A China vem licenciando tecnologias do exterior, mediante acordos formais. Com isso, adquiriu competência para copiar e realizar engenharia reversa a partir de tecnologias estrangeiras. O acesso ao conhecimento externo tem maior peso no aumento da produtividade e crescimento dos dois países do que a inovação resultante de seus próprios esforços de P&D (Dahlman, 2007).

Por todas essas razões, a maior parte das pesquisas sobre as multinacionais de países emergentes tem focalizado as empresas asiáticas, e as Multilatinas têm recebido menos atenção. Ao contrário daquelas, que possuem fatores de competitividade amplamente reconhecidos, aqui esses fatores precisam ser construídos. As empresas se internacionalizam para buscar recursos e capacidades, e não para explorá-las, num movimento inverso à perspectiva tradicional ( B onaglia e G oldstein , 2007). Estudos sobre IDE dos países BRIC têm crescido, mas Índia e China têm sido os focos preferenciais.

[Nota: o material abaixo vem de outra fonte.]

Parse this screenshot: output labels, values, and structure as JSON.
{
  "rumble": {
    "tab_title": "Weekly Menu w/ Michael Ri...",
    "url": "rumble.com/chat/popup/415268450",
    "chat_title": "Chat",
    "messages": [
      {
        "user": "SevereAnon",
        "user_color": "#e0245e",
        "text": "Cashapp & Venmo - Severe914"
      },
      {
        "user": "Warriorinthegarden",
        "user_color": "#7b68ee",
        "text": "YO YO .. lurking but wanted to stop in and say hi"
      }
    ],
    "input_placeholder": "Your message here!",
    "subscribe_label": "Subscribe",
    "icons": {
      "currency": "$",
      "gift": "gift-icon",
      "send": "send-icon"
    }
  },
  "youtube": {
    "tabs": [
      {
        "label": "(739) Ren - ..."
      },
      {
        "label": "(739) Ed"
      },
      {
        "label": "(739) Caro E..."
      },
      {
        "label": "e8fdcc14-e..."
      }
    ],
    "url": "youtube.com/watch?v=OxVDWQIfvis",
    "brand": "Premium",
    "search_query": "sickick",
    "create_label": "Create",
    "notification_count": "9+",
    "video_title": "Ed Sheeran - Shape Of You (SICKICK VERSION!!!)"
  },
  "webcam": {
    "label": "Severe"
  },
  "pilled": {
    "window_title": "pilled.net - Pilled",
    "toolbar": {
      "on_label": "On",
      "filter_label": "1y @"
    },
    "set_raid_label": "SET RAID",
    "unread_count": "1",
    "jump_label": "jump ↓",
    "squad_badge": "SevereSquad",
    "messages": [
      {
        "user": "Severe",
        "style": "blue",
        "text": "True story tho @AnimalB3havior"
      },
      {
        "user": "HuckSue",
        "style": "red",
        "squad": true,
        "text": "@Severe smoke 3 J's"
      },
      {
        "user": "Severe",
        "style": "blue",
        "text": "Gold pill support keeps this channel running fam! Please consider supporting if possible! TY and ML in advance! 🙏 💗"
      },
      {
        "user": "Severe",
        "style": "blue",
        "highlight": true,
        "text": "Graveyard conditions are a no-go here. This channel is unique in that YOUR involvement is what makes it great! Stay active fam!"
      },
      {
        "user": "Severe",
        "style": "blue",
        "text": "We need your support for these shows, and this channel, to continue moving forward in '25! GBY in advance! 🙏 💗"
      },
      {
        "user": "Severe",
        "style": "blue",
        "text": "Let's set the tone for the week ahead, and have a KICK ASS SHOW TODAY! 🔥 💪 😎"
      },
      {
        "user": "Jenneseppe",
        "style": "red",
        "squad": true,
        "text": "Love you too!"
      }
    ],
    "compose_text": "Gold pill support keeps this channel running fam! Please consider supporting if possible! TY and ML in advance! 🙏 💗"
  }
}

No caso da América Latina, existem fatores comuns na trajetória dos países. No final da década de 1980, as economias eram bastante fechadas e algumas das maiores empresas, inclusive industriais, eram estatais. A região se especializou em setores com uso intensivo de recursos naturais e mão-de-obra. Os países passaram por processo de reforma nos anos 1990, levando à maior integração aos mercados mundiais. A liberalização comercial expôs as empresas à competição no mercado doméstico, e as estimulou a buscar oportunidades em outros mercados, seja como mecanismo de defesa, ou por perceberem que podiam competir com rivais multinacionais, pois já o haviam feito no mercado interno. A profissionalização da gestão de empresas privadas e as privatizações reforçaram esta busca de oportunidades no mercado externo. As privatizações em outros países também criaram oportunidades de investimento via aquisições. Políticas de defesa da concorrência em alguns países restringiram o crescimento doméstico, desta forma incentivando o investimento no exterior. Mas havia também muitas empresas de grande porte pertencentes a grupos familiares conservadores, que resistiam a mudanças (Rocha, Silva e Carneiro, 2007).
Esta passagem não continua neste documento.